Scenario governance is an area of increasing concern amongst senior bank management and regulators. Different groups may define and run, for example, a stress case scenario with different shocks. One group may assume stress is 500bp increase in rates, while another that back-end rates risk 25%, and a third will focus more on defaults than interest rate shocks. At the end of the day all three areas contribute their results to some form of a stress case scenario result. We can see a number of issues. First, the scenario is not clearly defined across all economic factors. Second, it is not centrally stored and governed. Third, the output results from one scenario may be an input to another model for the same scenario. Fourth, it may not be possible to set up a certain model to match the parameters specified due to the nature of the model. Fifth, the results are not centrally stored for uniform analysis. All of these issues lead to a lot of extra time and confusion when driving financial scenarios.

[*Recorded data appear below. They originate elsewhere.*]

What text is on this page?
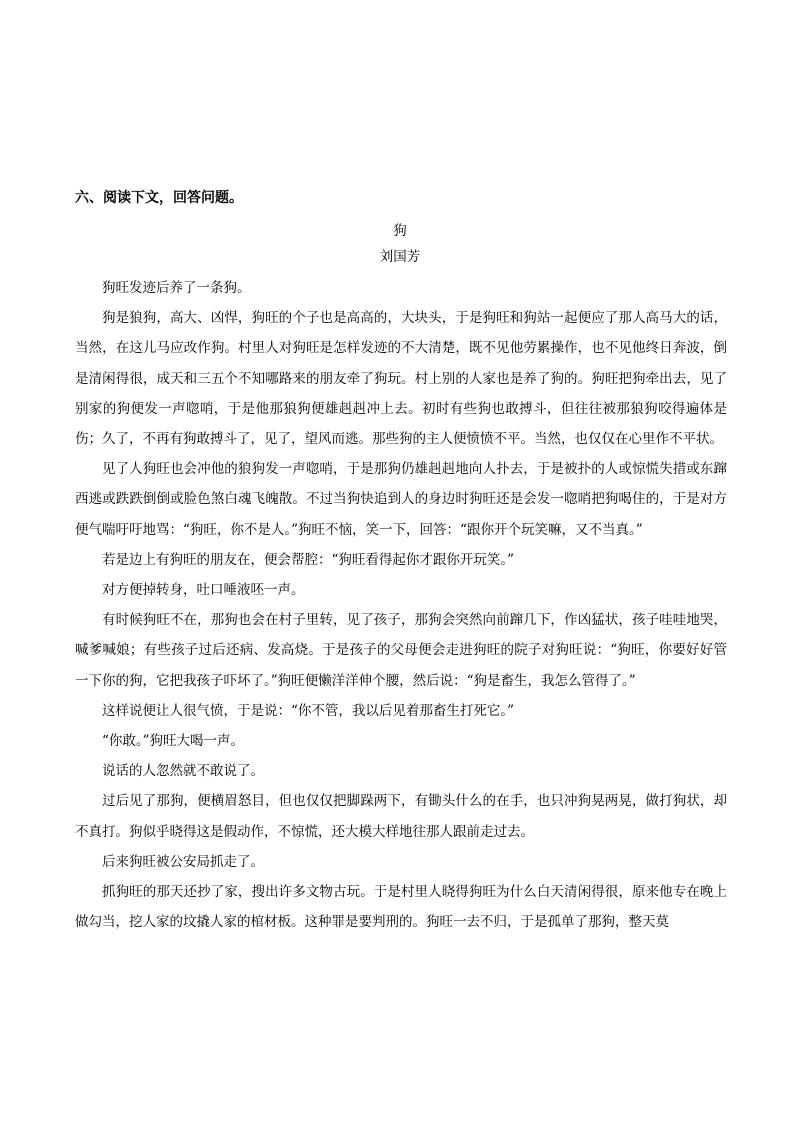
六、阅读下文，回答问题。
狗
刘国芳

狗旺发迹后养了一条狗。

狗是狼狗，高大、凶悍，狗旺的个子也是高高的，大块头，于是狗旺和狗站一起便应了那人高马大的话，当然，在这儿马应改作狗。村里人对狗旺是怎样发迹的不大清楚，既不见他劳累操作，也不见他终日奔波，倒是清闲得很，成天和三五个不知哪路来的朋友牵了狗玩。村上别的人家也是养了狗的。狗旺把狗牵出去，见了别家的狗便发一声唿哨，于是他那狼狗便雄赳赳冲上去。初时有些狗也敢搏斗，但往往被那狼狗咬得遍体是伤；久了，不再有狗敢搏斗了，见了，望风而逃。那些狗的主人便愤愤不平。当然，也仅仅在心里作不平状。

见了人狗旺也会冲他的狼狗发一声唿哨，于是那狗仍雄赳赳地向人扑去，于是被扑的人或惊慌失措或东蹿西逃或跌跌倒倒或脸色煞白魂飞魄散。不过当狗快追到人的身边时狗旺还是会发一唿哨把狗喝住的，于是对方便气喘吁吁地骂：“狗旺，你不是人。”狗旺不恼，笑一下，回答：“跟你开个玩笑嘛，又不当真。”

若是边上有狗旺的朋友在，便会帮腔：“狗旺看得起你才跟你开玩笑。”

对方便掉转身，吐口唾液呸一声。

有时候狗旺不在，那狗也会在村子里转，见了孩子，那狗会突然向前蹿几下，作凶猛状，孩子哇哇地哭，喊爹喊娘；有些孩子过后还病、发高烧。于是孩子的父母便会走进狗旺的院子对狗旺说：“狗旺，你要好好管一下你的狗，它把我孩子吓坏了。”狗旺便懒洋洋伸个腰，然后说：“狗是畜生，我怎么管得了。”

这样说便让人很气愤，于是说：“你不管，我以后见着那畜生打死它。”

“你敢。”狗旺大喝一声。

说话的人忽然就不敢说了。

过后见了那狗，便横眉怒目，但也仅仅把脚跺两下，有锄头什么的在手，也只冲狗晃两晃，做打狗状，却不真打。狗似乎晓得这是假动作，不惊慌，还大模大样地往那人跟前走过去。

后来狗旺被公安局抓走了。

抓狗旺的那天还抄了家，搜出许多文物古玩。于是村里人晓得狗旺为什么白天清闲得很，原来他专在晚上做勾当，挖人家的坟撬人家的棺材板。这种罪是要判刑的。狗旺一去不归，于是孤单了那狗，整天莫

Risk and Finance Convergence

Risk and Finance are the two groups that have an enterprise purview of data. They share similar needs in terms of timeliness, accuracy, and completeness. However, generally due to differences in granularity requirements, the two groups consume data through different channels. This leads to a number of inconsistencies and a lot of time spent reconciling the two sets of numbers. Finance generally needs less granular aggregate numbers and often makes top-side adjustments to these that may not be recorded anywhere other than the general ledger. This means that enterprise data is created by their group and not shared beyond their group. The enterprise risk group often needs more granular information, such as account level and transaction level data in order to run the types of sophisticated forecasts necessary to manage the risk. Once again, there is a gap in the ubiquity of the data as forecast data is created and stored in the risk function and not made available to the wider enterprise.

The trend we observe in the industry is a slow move to risk and finance data convergence. A single data warehouse or data mart set that both groups use interchangeably for analytic purposes. We also observe a migration in the tools beings used by these groups from  simple excel based scheduled to more sophisticated tools using SQL and SAS to reduce repetitive steps and focus more on data visualization and business impact.